Domaine du Bellay
Élégante demeure néo-classique érigée entre 1807 et 1809 par l'architecte Seheult, le Domaine du Bellay perpétue à Allonnes le souvenir d'une illustre lignée angevine liée au poète Joachim du Bellay.
Histoire
Au cœur du Val d'Anjou, le Domaine du Bellay s'impose comme l'un des témoins les plus discrets et les plus attachants de l'architecture néo-classique provinciale du début du XIXe siècle.
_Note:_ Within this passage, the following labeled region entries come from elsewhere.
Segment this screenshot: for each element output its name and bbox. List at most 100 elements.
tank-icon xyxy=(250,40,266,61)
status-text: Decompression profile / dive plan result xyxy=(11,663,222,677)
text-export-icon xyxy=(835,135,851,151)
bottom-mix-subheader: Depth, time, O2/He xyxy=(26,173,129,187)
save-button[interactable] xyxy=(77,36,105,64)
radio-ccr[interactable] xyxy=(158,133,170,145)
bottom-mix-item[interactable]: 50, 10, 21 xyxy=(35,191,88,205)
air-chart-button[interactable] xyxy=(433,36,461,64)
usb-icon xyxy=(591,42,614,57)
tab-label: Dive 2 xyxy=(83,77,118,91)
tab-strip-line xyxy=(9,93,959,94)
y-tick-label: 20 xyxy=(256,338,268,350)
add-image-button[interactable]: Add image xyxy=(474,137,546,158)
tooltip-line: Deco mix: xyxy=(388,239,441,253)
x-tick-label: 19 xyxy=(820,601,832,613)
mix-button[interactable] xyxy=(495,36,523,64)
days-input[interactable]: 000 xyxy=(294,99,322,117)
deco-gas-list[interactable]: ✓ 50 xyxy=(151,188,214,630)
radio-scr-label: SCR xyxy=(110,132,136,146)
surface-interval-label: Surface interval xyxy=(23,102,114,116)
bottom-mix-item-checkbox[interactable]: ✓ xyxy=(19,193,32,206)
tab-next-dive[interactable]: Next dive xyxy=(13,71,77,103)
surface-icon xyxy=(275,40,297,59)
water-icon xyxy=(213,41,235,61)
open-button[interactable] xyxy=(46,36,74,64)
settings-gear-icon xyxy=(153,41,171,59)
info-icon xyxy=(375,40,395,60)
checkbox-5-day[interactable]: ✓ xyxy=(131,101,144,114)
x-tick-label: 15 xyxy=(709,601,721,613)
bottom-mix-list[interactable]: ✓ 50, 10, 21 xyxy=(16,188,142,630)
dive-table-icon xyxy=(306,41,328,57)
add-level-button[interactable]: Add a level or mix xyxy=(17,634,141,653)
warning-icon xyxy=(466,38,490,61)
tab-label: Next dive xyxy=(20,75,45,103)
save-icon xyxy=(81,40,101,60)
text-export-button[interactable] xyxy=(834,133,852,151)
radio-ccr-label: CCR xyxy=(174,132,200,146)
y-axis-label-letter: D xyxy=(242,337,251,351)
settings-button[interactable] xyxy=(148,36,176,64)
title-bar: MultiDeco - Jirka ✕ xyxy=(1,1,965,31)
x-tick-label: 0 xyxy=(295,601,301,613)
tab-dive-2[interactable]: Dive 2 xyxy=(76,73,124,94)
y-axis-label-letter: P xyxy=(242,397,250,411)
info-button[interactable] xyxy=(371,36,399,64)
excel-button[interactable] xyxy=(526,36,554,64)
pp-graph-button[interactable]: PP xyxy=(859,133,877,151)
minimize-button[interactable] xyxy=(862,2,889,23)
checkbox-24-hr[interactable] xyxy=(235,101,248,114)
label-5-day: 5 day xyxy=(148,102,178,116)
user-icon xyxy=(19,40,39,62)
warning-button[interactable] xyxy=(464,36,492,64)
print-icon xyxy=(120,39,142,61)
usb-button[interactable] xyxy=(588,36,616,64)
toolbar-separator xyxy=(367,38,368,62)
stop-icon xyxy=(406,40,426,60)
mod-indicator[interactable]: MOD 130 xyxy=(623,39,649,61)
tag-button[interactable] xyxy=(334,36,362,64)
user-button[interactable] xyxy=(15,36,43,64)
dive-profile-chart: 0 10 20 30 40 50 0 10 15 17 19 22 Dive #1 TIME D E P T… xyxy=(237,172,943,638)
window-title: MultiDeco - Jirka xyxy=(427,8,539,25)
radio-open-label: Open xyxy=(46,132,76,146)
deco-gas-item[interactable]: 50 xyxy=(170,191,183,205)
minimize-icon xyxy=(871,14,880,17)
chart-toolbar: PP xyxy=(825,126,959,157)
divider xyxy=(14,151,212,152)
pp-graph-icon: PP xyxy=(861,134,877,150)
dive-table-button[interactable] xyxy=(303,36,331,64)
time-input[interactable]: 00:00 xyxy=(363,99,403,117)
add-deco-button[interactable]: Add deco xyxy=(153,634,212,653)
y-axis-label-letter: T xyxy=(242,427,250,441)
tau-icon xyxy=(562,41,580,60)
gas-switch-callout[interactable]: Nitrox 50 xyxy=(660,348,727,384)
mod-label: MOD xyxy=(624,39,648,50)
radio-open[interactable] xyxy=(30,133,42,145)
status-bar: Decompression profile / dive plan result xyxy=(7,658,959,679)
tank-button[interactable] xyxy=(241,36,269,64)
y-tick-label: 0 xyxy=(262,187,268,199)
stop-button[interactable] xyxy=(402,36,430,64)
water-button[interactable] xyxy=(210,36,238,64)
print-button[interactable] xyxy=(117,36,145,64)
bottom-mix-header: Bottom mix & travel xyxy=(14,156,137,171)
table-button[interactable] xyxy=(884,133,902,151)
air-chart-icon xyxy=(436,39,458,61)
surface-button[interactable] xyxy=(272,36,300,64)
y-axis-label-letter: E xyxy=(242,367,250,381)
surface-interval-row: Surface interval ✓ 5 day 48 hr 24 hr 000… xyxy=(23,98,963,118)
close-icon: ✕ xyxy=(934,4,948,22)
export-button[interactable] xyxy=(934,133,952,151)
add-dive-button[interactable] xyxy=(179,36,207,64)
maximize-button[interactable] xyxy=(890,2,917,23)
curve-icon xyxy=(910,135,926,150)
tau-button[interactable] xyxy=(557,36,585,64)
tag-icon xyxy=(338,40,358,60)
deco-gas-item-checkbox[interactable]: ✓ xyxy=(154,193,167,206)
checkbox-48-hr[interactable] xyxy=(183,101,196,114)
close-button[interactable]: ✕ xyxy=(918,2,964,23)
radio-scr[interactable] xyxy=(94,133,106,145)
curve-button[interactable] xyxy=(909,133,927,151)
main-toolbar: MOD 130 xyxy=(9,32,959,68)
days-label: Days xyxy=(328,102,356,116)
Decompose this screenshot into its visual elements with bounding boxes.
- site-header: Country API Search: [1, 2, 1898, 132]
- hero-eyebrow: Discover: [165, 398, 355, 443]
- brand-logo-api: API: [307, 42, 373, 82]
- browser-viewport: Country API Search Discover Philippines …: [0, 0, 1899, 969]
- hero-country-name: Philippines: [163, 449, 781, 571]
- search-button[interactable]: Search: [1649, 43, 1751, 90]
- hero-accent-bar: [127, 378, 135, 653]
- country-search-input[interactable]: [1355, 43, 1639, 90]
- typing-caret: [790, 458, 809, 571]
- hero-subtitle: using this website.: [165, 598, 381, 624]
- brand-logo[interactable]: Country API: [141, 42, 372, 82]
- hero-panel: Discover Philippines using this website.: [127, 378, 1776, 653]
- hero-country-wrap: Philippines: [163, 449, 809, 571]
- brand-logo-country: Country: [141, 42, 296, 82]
Là où s'élevait autrefois un château seigneurial, une demeure sobre et élégante fut érigée sous l'Empire, incarnant l'idéal de la maison de campagne cultivée, à mi-chemin entre la résidence bourgeoise et le manoir aristocratique. Ce qui rend le domaine véritablement singulier, c'est l'aura littéraire et historique que lui confère son nom. La famille du Bellay, dont le fleuron reste le poète Joachim du Bellay — figure tutélaire de la Renaissance française et auteur des Regrets — a durablement marqué l'Anjou. Posséder un domaine portant ce nom, c'est habiter une page entière de la poésie nationale, dans un pays de Loire où l'histoire et la pierre se répondent à chaque carrefour. L'expérience du lieu tient à sa quiétude retrouvée. La demeure, agrandie en 1890, se déploie dans un cadre végétal discret, loin de l'agitation touristique des grands châteaux ligériens. Les amateurs de patrimoine confidentiel y trouveront la saveur d'une architecture raisonnée, dépourvue d'ostentation, fidèle à l'esprit de son temps. Les proportions mesurées de la construction, la clarté de ses lignes, le dialogue tranquille entre la pierre angevine et les frondaisons environnantes composent un tableau d'une grande sérénité. Inscrit aux Monuments Historiques en 1995, le domaine bénéficie d'une reconnaissance officielle qui salue autant sa qualité architecturale que sa valeur mémorielle. Pour le visiteur curieux des marges de l'histoire, celui qui préfère la confidence au spectacle, le Domaine du Bellay offre une halte précieuse sur la route des grandes demeures angevines.
Architecture
La demeure érigée par François-Léonard Seheult entre 1807 et 1809 s'inscrit pleinement dans le courant néo-classique qui domine la production architecturale française sous le Consulat et l'Empire. L'édifice présente une composition rigoureusement symétrique, typique de ce style : un corps de logis principal ordonnancé selon des axes clairement définis, des ouvertures régulièrement rythmées, et une façade dépouillée dans laquelle la sobriété fait office d'élégance. Les matériaux employés sont ceux de la tradition angevine, le tuffeau calcaire dominant, dont la teinte claire confère à l'ensemble une luminosité caractéristique des belles demeures ligériennes. L'agrandissement réalisé en 1890 ajoute de nouvelles ailes ou annexes sans rompre la cohérence volumétrique de l'ensemble, s'attachant à respecter les proportions et les lignes directrices imposées par Seheult. Intérieurement, on peut supposer une distribution en enfilade propre aux maisons néo-classiques, avec des pièces de réception ordonnées autour d'un vestibule central, des cheminées à entablements moulurés et des boiseries sobrement ornementées. Le domaine comprend vraisemblablement des communs et des dépendances agricoles qui lui confèrent son caractère de propriété rurale complète, ainsi qu'un parc paysager dont la végétation encadre discrètement la demeure principale.